The lower the eosinophil count, the less benefit there is from triple therapy
Inhaled corticosteroids are bad news for COPD patients without high eosinophils, with evidence showing they do no good and do harm, the ERS Congress in Madrid has heard.
Professor David Price, who holds positions in Sydney, Singapore and Aberdeen and is the editorial board chair of Allergy & Respiratory Republic, spoke at a session on optimising treatment for COPD patients.
He said the terminology in the title of his presentation – “The right treatment for the predominant treatable trait: What are the practical realities?” – had been about for a few years and referred to “losing our obsession with disease labels and thinking about exactly what we’re treating when managing patients in front of us”.
In COPD, these treatable traits were chiefly airflow limitation and airway inflammation. Addressing the former would improve symptoms, lung function and exercise capacity, while fixing the latter was likely to reduce exacerbations.
For patients, breathlessness was a bigger concern than exacerbations.
While a lot of attention was on eosinophils, Professor Price asked the audience to think of the low-eosinophil patient, “as I think you may be surprised by some of the emerging data in this space”.
Combination long-acting beta agonists and long-acting muscarinic antagonists (LAMA/LABA) bronchodilators were the predominant treatment, as patients received more benefit from both than monotherapy.
While some benefit had been shown in trials when inhaled corticosteroids were added to LAMA/LABA therapy, the effect was small and heavily moderated by the eosinophil count. Patients with low eosinophils – about half of the COPD population – got no benefit from the triple therapy.
Withdrawing ICS made little difference in exacerbation risk except in those with high eosinophils, especially the minority with more than 400 cells/µL.

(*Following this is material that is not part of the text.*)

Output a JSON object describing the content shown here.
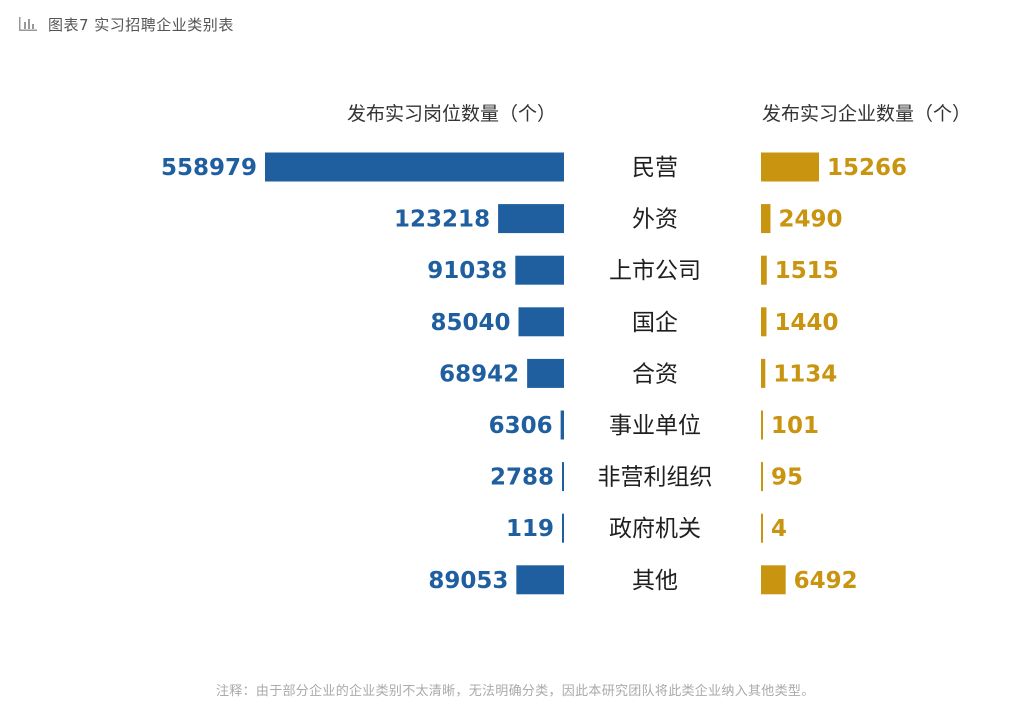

Real-life [non-RCT] studies had shown a strong dose-response relationship: the lower the eosinophil count, the less benefit from triple therapy. Additionally, the higher the patient’s exacerbation rate, the more benefit.
The huge DIAPLO study found the same patients – very high eosinophils and high exacerbation rates – had less lung function decline on ICS.
Patients with high FeNO did better on inhaled steroids, those with low FeNO did not respond at all. FeNO and eosinophils were independent predictors of response.
Putting the wrong patients on steroids came with a heavy price in side-effects, he said, especially diabetes and osteoporosis. Interestingly, the patients who least justified ICS were the most likely to develop diabetes.
And patients on steroids with the lowest eosinophils were also the most likely to end up in hospital with bacterial infections.
As for alternatives, roflumilast and azithromycin reduced exacerbations in low-eosinophil patients.
In an earlier presentation, Professor Sebastian Johnston from the National Heart and Lung Institute at Imperial College London, discussed the interactions of viral and bacterial infections in COPD and the increased risk of pneumonia in COPD patients treated with inhaled corticosteroids.
Rhinovirus infections were the most common cause of acute exacerbations of COPD, and many of those were accompanied by secondary bacterial infections, he said. Sputum glucose was higher in COPD, which might encourage bacterial growth.
He said while the association between ICS and pneumonia had been shown in many studies, the mechanism had only recently been studied.
A series of animal and human studies had found innate and acquired immune responses to viruses and bacteria were suppressed by steroids, via the LL37 peptide.
These effects could be reversed with interferon-beta, making it a potential therapy to reduce the risk of pneumonia in COPD patients, who tended to be deficient in interferons anyway.
Other options to consider for treatment and prevention were specific antivirals, antimicrobial peptides, elastase inhibitors and cathepsin D inhibitors.